As explained above, according to the color separation filter for color television imaging system according to the present invention,
Since characteristics that almost match the ideal imaging characteristics of the NTSC system can be obtained, an extremely excellent effect can be obtained in that an image quality with almost the same color as the subject can be obtained.

[Brief explanation of the drawing]

Figures 1 and 2 are diagrams for explaining conventional color separation stripe filters, Figure 3 is a diagram showing ideal imaging characteristics of the NTSC system, and Figure 4 is a diagram showing the colors of the conventional color separation stripe filter and the color separation stripe filter according to the present invention.
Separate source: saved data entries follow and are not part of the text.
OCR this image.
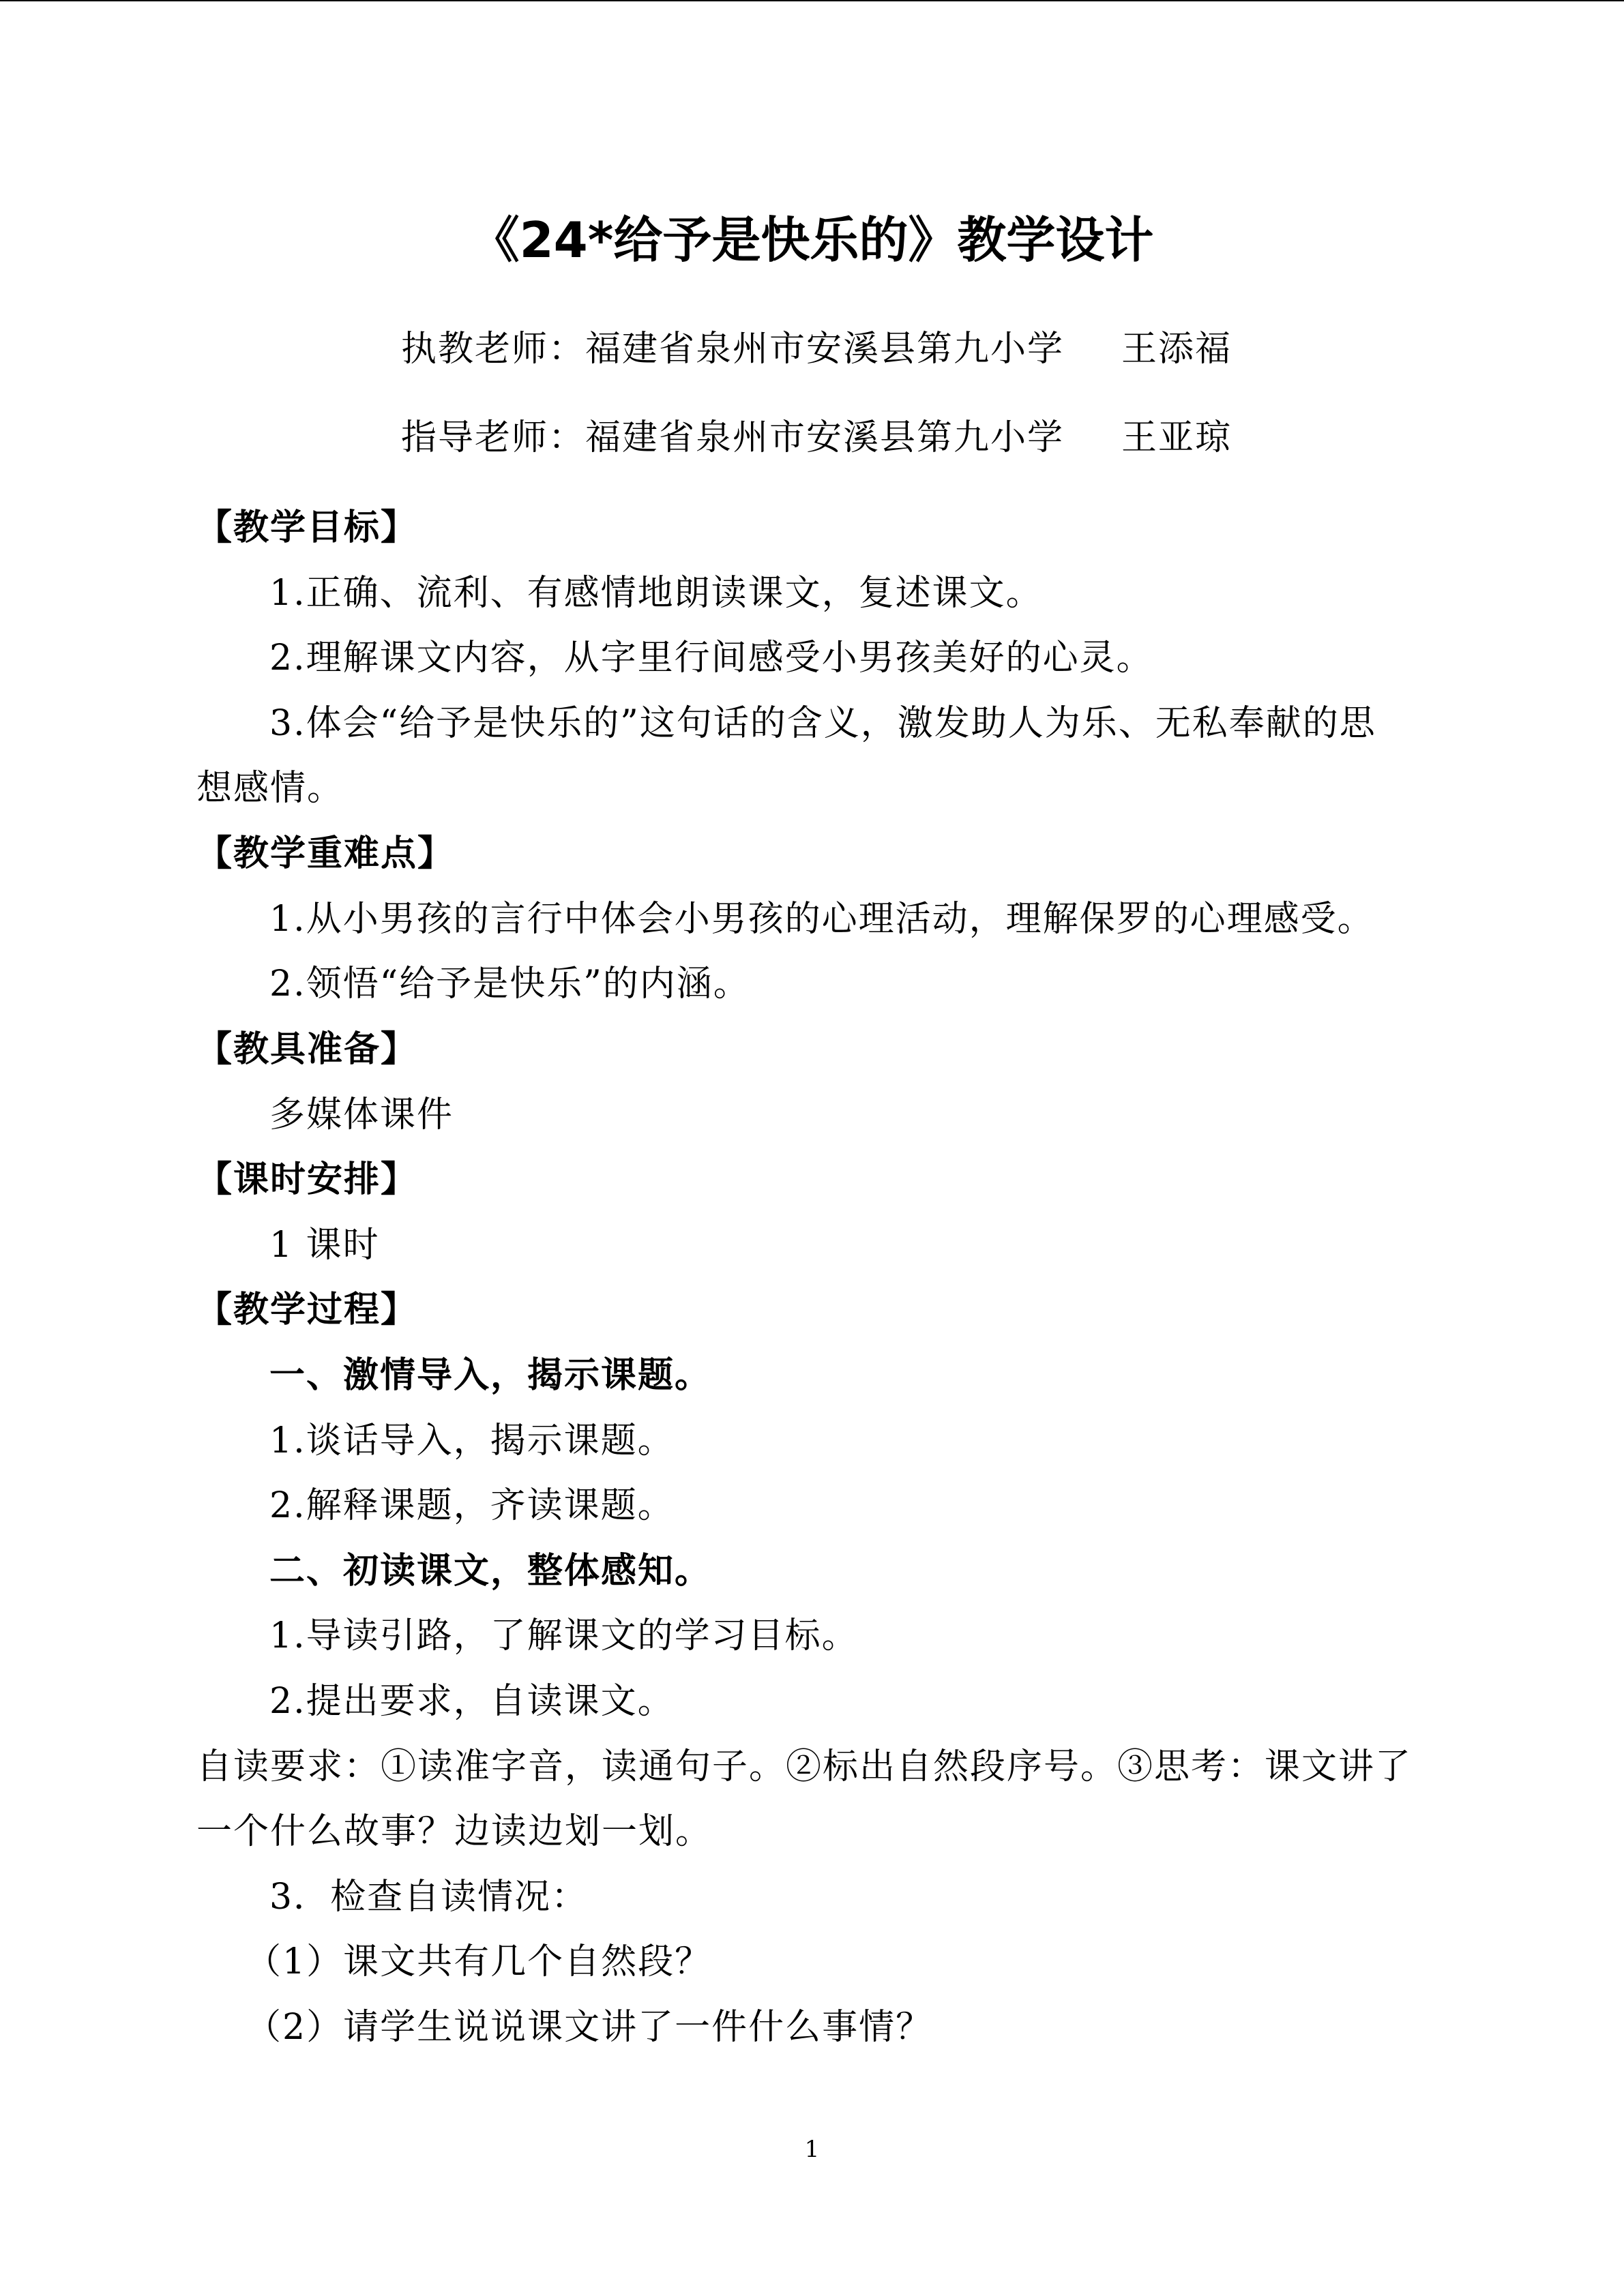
《24*给予是快乐的》教学设计
执教老师：福建省泉州市安溪县第九小学 王添福
指导老师：福建省泉州市安溪县第九小学 王亚琼
【教学目标】
1.正确、流利、有感情地朗读课文，复述课文。
2.理解课文内容，从字里行间感受小男孩美好的心灵。
3.体会“给予是快乐的”这句话的含义，激发助人为乐、无私奉献的思
想感情。
【教学重难点】
1.从小男孩的言行中体会小男孩的心理活动，理解保罗的心理感受。
2.领悟“给予是快乐”的内涵。
【教具准备】
多媒体课件
【课时安排】
1 课时
【教学过程】
一、激情导入，揭示课题。
1.谈话导入，揭示课题。
2.解释课题，齐读课题。
二、初读课文，整体感知。
1.导读引路，了解课文的学习目标。
2.提出要求，自读课文。
自读要求：①读准字音，读通句子。②标出自然段序号。③思考：课文讲了
一个什么故事？边读边划一划。
3．检查自读情况：
（1）课文共有几个自然段？
（2）请学生说说课文讲了一件什么事情？
1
FIG. 5 is an enlarged plan view of essential parts showing an example of a color separation stripe filter according to the present invention, and FIG. 6 is a diagram showing separation characteristics.
The figure is a diagram showing spectral characteristics in each region of the color separation stripe filter according to the present invention. 1a, 1b, 1c...Cyan color stripe, 1
...Cyan color stripe filter group, 2a, 2
b, 2c...Yellow stripe, 2...Yellow stripe filter group, 3a, 3b, 3c...
Magenta color stripe, 3...Magenta color stripe filter group.

Claims (1)

[Claims] 1 A first striped filter arranged in parallel that passes cyan light and a second stripe filter that passes all color light.
A group of striped filters arranged alternately, and a third filter through which yellow light passes, intersect with the extending direction of the striped filters of this group.
A striped filter and a fourth filter that passes all color light.
A group of alternately arranged striped filters is arranged in an overlapping manner, and the difference between the amount of light passing through the first striped filter and the amount of light passing through the second striped filter and the amount of light passing through the third striped filter are determined. In the color separation filter for a single image sensor color television imaging system, which forms a red signal and a blue signal, respectively, based on the difference between the amount of light transmitted through the filter and the amount of light that passes through the fourth striped filter, The transmittance of the spectral transmittance characteristic of the second or fourth striped filter is on the longer wavelength side than the wavelength at which the transmittance of the spectral transmittance characteristic at the portion where the striped filters are superimposed is at its peak, and in the vicinity of green light. 1. A color separation filter for a color television imaging system, characterized in that it has a minimum value in a valley where the troughs are reduced.